Nell’ultimo decennio, la posizione della BoJ di mantenere una politica monetaria estremamente espansiva ha portato a una crescente divergenza politica con le altre banche centrali, in particolare con la Federal Reserve statunitense. Ciò ha favorito un ampliamento dello spread tra i titoli statunitensi e quelli giapponesi a 10 anni, favorendo il dollaro statunitense rispetto allo yen giapponese. La decisione della BoJ nel 2024 di abbandonare gradualmente le politiche ultra-espansive, insieme ai tagli dei tassi di interesse da parte delle altre principali banche centrali, riduce questa differenza.

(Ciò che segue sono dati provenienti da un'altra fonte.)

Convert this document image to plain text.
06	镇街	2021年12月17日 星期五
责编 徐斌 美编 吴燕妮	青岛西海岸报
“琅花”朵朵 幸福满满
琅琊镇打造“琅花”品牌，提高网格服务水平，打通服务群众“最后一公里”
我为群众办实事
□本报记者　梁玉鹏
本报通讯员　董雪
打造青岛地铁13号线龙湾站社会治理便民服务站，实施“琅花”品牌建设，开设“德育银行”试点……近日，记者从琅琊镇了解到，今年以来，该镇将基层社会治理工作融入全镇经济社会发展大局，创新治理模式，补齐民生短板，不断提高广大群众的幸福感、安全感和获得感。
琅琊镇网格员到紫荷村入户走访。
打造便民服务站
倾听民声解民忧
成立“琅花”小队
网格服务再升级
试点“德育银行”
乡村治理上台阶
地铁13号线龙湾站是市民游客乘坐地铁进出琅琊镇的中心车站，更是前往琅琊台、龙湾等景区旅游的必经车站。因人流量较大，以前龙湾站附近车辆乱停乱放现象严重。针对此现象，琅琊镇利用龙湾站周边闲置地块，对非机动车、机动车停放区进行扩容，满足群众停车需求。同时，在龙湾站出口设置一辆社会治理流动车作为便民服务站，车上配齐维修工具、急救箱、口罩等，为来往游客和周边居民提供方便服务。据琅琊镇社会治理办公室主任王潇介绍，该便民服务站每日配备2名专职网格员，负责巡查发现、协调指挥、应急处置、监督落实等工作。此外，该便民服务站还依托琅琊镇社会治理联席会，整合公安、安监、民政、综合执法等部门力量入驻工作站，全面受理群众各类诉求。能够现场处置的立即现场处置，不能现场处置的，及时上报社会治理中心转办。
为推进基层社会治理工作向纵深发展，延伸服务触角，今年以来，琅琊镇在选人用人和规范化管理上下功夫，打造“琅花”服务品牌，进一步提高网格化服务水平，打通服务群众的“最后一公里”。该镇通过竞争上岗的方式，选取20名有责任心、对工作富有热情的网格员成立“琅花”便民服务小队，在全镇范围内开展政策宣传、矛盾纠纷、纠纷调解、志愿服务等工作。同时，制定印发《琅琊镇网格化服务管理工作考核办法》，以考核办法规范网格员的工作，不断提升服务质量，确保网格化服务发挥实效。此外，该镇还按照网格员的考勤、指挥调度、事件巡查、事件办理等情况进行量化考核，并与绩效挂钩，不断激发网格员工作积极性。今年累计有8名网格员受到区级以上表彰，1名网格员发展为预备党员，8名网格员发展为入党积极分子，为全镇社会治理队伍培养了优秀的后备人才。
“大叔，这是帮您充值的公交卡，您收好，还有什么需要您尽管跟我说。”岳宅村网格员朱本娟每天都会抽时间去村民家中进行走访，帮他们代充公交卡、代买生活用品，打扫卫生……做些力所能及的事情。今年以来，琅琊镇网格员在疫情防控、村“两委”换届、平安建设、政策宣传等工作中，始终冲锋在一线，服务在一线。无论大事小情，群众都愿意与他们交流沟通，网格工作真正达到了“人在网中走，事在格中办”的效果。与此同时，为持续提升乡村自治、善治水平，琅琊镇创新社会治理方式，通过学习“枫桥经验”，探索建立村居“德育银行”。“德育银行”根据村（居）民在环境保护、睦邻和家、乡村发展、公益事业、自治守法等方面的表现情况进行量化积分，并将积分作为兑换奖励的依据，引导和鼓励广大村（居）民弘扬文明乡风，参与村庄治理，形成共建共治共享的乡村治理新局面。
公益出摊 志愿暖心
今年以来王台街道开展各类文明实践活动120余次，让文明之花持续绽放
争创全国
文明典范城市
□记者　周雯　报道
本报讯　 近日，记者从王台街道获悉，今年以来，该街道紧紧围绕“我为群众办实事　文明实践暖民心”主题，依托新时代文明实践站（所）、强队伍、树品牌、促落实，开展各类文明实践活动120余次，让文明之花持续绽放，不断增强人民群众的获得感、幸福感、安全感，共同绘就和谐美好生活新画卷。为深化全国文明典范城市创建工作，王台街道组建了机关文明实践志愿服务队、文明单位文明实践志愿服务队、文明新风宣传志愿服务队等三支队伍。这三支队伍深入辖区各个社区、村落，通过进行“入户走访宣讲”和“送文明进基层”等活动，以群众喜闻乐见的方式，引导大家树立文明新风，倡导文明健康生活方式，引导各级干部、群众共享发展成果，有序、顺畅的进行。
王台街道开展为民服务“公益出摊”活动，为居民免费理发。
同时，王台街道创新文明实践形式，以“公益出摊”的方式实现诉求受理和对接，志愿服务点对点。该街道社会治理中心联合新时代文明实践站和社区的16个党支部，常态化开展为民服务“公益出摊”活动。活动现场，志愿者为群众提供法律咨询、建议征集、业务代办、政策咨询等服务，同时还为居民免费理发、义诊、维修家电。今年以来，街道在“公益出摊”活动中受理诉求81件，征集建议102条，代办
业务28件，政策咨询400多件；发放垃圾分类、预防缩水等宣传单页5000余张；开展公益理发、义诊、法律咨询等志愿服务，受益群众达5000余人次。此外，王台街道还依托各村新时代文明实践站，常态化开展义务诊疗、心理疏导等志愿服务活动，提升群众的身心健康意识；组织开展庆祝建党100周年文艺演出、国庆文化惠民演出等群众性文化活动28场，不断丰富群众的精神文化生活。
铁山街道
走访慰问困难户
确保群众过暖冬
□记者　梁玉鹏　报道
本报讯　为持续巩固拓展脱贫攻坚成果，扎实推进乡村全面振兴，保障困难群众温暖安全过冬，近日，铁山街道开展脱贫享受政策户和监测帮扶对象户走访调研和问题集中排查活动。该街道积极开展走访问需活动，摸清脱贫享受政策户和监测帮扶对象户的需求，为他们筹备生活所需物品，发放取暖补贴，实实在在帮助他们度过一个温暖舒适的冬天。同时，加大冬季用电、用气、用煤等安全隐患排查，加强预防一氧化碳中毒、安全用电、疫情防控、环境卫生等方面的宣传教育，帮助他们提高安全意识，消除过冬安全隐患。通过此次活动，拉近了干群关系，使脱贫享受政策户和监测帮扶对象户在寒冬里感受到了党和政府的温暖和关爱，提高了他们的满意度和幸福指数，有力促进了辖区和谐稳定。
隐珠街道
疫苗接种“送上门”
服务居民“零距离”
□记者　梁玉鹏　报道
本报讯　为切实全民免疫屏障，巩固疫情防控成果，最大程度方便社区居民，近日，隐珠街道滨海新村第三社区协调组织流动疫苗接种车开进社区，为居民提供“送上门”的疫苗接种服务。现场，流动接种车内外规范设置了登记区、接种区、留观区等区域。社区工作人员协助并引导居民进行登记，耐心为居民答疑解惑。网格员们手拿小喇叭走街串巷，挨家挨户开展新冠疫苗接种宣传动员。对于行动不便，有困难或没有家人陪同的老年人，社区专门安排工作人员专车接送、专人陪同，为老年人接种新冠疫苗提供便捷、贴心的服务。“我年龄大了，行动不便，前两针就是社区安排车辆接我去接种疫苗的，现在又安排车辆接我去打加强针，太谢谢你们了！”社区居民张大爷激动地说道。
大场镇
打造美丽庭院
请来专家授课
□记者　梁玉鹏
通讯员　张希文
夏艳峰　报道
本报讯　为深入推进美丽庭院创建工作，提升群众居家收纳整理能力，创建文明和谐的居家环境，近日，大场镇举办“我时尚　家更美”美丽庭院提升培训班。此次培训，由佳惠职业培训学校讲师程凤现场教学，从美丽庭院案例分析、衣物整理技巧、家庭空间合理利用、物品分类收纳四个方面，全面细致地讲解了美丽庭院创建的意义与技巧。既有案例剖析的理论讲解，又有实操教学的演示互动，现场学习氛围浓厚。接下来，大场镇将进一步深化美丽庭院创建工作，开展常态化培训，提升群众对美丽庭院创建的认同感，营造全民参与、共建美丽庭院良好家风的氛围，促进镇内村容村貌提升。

Lo yen giapponese è spesso considerato un investimento sicuro. Ciò significa che durante i periodi di stress del mercato, gli investitori sono più propensi a investire i propri soldi nella valuta giapponese a causa della sua affidabilità e stabilità percepite. È probabile che tempi turbolenti rafforzino il valore dello yen rispetto ad altre valute considerate più rischiose.